Deep learning assisted sound source localization using two orthogonal first-order differential microphone arrays.

Sound source localization in noisy and reverberant rooms using microphone arrays remains a challenging task, especially for small-sized arrays. Recent years have seen promising advances on deep learning assisted approaches by reformulating the sound localization problem as a classification one. A key to the deep learning-based approaches lies in extracting sound location features effectively in noisy and reverberant conditions. The popularly adopted features are based on the well-established generalized cross correlation phase transform (GCC-PHAT), which is known to be helpful in combating room reverberation. However, the GCC-PHAT features may not be applicable to small-sized arrays. This paper proposes a deep learning assisted sound localization method using a small-sized microphone array constructed by two orthogonal first-order differential microphone arrays.
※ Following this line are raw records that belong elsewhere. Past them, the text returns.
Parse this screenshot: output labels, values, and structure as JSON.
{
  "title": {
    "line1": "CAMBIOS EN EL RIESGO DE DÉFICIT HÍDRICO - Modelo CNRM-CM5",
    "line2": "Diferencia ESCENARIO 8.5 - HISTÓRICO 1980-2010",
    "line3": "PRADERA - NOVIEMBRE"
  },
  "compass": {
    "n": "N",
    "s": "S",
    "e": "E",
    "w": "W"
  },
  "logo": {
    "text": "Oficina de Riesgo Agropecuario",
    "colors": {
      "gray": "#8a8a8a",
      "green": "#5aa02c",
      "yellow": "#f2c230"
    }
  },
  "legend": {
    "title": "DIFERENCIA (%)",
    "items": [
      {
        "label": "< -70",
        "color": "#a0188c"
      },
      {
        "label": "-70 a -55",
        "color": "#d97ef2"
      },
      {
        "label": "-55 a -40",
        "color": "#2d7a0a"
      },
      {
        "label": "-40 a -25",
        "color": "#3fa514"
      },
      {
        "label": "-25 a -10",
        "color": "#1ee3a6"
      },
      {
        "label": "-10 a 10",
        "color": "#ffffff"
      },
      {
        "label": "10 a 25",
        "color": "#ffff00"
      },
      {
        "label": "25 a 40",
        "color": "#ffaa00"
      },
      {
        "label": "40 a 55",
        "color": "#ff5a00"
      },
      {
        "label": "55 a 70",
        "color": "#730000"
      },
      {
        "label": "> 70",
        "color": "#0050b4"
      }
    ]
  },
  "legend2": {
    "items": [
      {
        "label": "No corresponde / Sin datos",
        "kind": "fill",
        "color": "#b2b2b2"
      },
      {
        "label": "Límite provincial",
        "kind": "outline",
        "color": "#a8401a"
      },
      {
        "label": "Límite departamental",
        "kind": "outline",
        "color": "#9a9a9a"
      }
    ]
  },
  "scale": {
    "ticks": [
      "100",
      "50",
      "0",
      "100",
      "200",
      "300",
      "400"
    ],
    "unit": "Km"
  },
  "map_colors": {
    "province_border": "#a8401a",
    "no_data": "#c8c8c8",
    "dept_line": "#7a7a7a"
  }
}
An improved feature extraction scheme based on sound intensity estimation is also proposed by decoupling the correlation between sound pressure and particle velocity components in the whitening weighting construction to enhance the robustness of the time-frequency bin-wise sound intensity features. Simulation and real-world experimental results show that the proposed deep learning assisted approach can achieve higher spatial resolution and is superior to its state-of-the-art counterparts using the GCC-PHAT or sound intensity features for small-sized arrays in noisy and reverberant environments.